|Tom Thumb and Lavinia Warren - 1863|
Anyone writing of Barnum today has to take a defensive stance on the exploitation of the deformed or disabled, although Barnum himself feels no need to do so. This is not because Barnum was a vile man, but rather that it was not thought of as manipulation. I bring this up only to point out that we live in a culture that would find freak shows morally wrong, but this attitude, for good or bad, is cultural. We accept that this ogling of the strange is wrong, yet the underlying desire that led to the popularity of freakshows still exists. Whether this desire is merely morbid curiosity, a ritualistic attempt to keep the grotesque or unfortunate at a distance, or something altogether different, is beyond me. But I remembered something when I was thinking about the Barnum autobiography. About two years ago, I was walking down the Venice Beach, and passed the Venice Beach Freakshow, one of the few extant freakshows in the nation. The barker, an unusually tall, thin, and pale man, clad in all black with lanky white hair, was calling out his spiel: "Come See the Venice Freak Show, We have a show on AMC, Same station as Breaking Bad." Obviously, I paraphrase, but the salient details of his spiel, that they had a show on AMC and that this was the same station as Breaking Bad, are completely accurate. Another detail: Everyone kept walking past.
But Freakshow isn't the only freak show on reality tv, just the only one that admits to it. The old standbys are there. We have dwarfs (Little People, Big World) and the fat man (The Biggest Loser) as well as any other number of human oddities from people who eat toilet paper (My Strange Addiction) to people who live in squalor (Hoarders) to unique communities (Breaking Amish) to women who have unusually many children (Jon & Kate Plus Eight; 19 Kids and Counting). But why does a society that finds freakshows morally indefensible not have a problem indulging in what is essentially the same form of entertainment? Here's a hint: Many of the shows on the above list are on TLC.

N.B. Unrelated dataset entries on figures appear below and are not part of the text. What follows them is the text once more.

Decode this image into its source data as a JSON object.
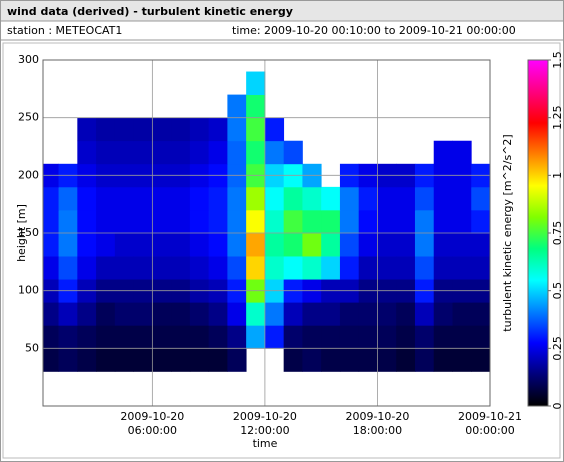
{
  "chart_data": {
    "type": "heatmap",
    "title": "wind data (derived) - turbulent kinetic energy",
    "station": "station : METEOCAT1",
    "time_range": "time: 2009-10-20 00:10:00 to 2009-10-21 00:00:00",
    "xlabel": "time",
    "ylabel": "height [m]",
    "colorbar_label": "turbulent kinetic energy [m^2/s^2]",
    "x": [
      0.5,
      1.5,
      2.5,
      3.5,
      4.5,
      5.5,
      6.5,
      7.5,
      8.5,
      9.5,
      10.5,
      11.5,
      12.5,
      13.5,
      14.5,
      15.5,
      16.5,
      17.5,
      18.5,
      19.5,
      20.5,
      21.5,
      22.5,
      23.5
    ],
    "y": [
      40,
      60,
      80,
      100,
      120,
      140,
      160,
      180,
      200,
      220,
      240,
      260,
      280
    ],
    "values": [
      [
        0.08,
        0.1,
        0.08,
        0.06,
        0.06,
        0.06,
        0.06,
        0.06,
        0.06,
        0.06,
        0.1,
        null,
        null,
        0.08,
        0.1,
        0.08,
        0.08,
        0.08,
        0.08,
        0.06,
        0.1,
        0.06,
        0.06,
        0.06
      ],
      [
        0.1,
        0.12,
        0.1,
        0.08,
        0.08,
        0.08,
        0.08,
        0.08,
        0.08,
        0.1,
        0.15,
        0.45,
        0.3,
        0.12,
        0.1,
        0.1,
        0.1,
        0.1,
        0.1,
        0.08,
        0.12,
        0.08,
        0.08,
        0.08
      ],
      [
        0.15,
        0.2,
        0.15,
        0.1,
        0.12,
        0.12,
        0.1,
        0.1,
        0.12,
        0.15,
        0.25,
        0.6,
        0.4,
        0.2,
        0.15,
        0.15,
        0.12,
        0.12,
        0.12,
        0.1,
        0.2,
        0.12,
        0.1,
        0.1
      ],
      [
        0.2,
        0.3,
        0.2,
        0.15,
        0.15,
        0.15,
        0.15,
        0.15,
        0.18,
        0.2,
        0.3,
        0.8,
        0.5,
        0.3,
        0.25,
        0.2,
        0.2,
        0.15,
        0.15,
        0.15,
        0.3,
        0.15,
        0.15,
        0.15
      ],
      [
        0.25,
        0.35,
        0.25,
        0.2,
        0.2,
        0.2,
        0.2,
        0.2,
        0.22,
        0.25,
        0.35,
        1.0,
        0.6,
        0.55,
        0.6,
        0.5,
        0.3,
        0.2,
        0.2,
        0.2,
        0.35,
        0.2,
        0.2,
        0.2
      ],
      [
        0.3,
        0.4,
        0.28,
        0.25,
        0.22,
        0.22,
        0.22,
        0.22,
        0.25,
        0.28,
        0.4,
        1.05,
        0.65,
        0.7,
        0.8,
        0.65,
        0.35,
        0.25,
        0.22,
        0.22,
        0.4,
        0.22,
        0.22,
        0.22
      ],
      [
        0.3,
        0.4,
        0.28,
        0.25,
        0.25,
        0.25,
        0.25,
        0.25,
        0.28,
        0.3,
        0.4,
        0.95,
        0.6,
        0.75,
        0.7,
        0.7,
        0.4,
        0.28,
        0.25,
        0.25,
        0.4,
        0.25,
        0.25,
        0.3
      ],
      [
        0.3,
        0.38,
        0.28,
        0.25,
        0.25,
        0.25,
        0.25,
        0.25,
        0.28,
        0.3,
        0.4,
        0.85,
        0.55,
        0.65,
        0.6,
        0.55,
        0.4,
        0.3,
        0.25,
        0.25,
        0.35,
        0.25,
        0.25,
        0.35
      ],
      [
        0.25,
        0.3,
        0.25,
        0.22,
        0.22,
        0.22,
        0.22,
        0.22,
        0.25,
        0.28,
        0.38,
        0.75,
        0.5,
        0.55,
        0.45,
        null,
        0.3,
        0.25,
        0.22,
        0.22,
        0.3,
        0.25,
        0.25,
        0.3
      ],
      [
        null,
        null,
        0.22,
        0.2,
        0.2,
        0.2,
        0.2,
        0.2,
        0.22,
        0.25,
        0.38,
        0.7,
        0.4,
        0.35,
        null,
        null,
        null,
        null,
        null,
        null,
        null,
        0.25,
        0.25,
        null
      ],
      [
        null,
        null,
        0.2,
        0.18,
        0.18,
        0.18,
        0.18,
        0.18,
        0.2,
        0.22,
        0.4,
        0.75,
        0.3,
        null,
        null,
        null,
        null,
        null,
        null,
        null,
        null,
        null,
        null,
        null
      ],
      [
        null,
        null,
        null,
        null,
        null,
        null,
        null,
        null,
        null,
        null,
        0.4,
        0.7,
        null,
        null,
        null,
        null,
        null,
        null,
        null,
        null,
        null,
        null,
        null,
        null
      ],
      [
        null,
        null,
        null,
        null,
        null,
        null,
        null,
        null,
        null,
        null,
        null,
        0.5,
        null,
        null,
        null,
        null,
        null,
        null,
        null,
        null,
        null,
        null,
        null,
        null
      ]
    ],
    "xlim": [
      0.17,
      24
    ],
    "ylim": [
      0,
      300
    ],
    "xticks": [
      {
        "value": 6,
        "label": "2009-10-20\n06:00:00"
      },
      {
        "value": 12,
        "label": "2009-10-20\n12:00:00"
      },
      {
        "value": 18,
        "label": "2009-10-20\n18:00:00"
      },
      {
        "value": 24,
        "label": "2009-10-21\n00:00:00"
      }
    ],
    "yticks": [
      50,
      100,
      150,
      200,
      250,
      300
    ],
    "clim": [
      0,
      1.5
    ],
    "cticks": [
      0,
      0.25,
      0.5,
      0.75,
      1,
      1.25,
      1.5
    ],
    "colorscale": [
      "#000000",
      "#00007a",
      "#0000ff",
      "#0080ff",
      "#00ffff",
      "#00ff80",
      "#80ff00",
      "#ffff00",
      "#ff8000",
      "#ff0000",
      "#ff0080",
      "#ff00ff"
    ],
    "grid": true
  }
}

TLC, for those of you that don't know, stands for The Learning Channel. Their viewers don't watch My Strange Addiction to ogle the freaks, no, of course not, they're there to learn about these conditions, they watch Breaking Amish to try to understand. People who would never go to the Venice Beach Freak Show, or any freak show, are still willing to watch a reality program about a freak show. It's a way to indulge in whatever curiosity satisfying/catharsis inducing element provided by freakshows, without the attendant guilt.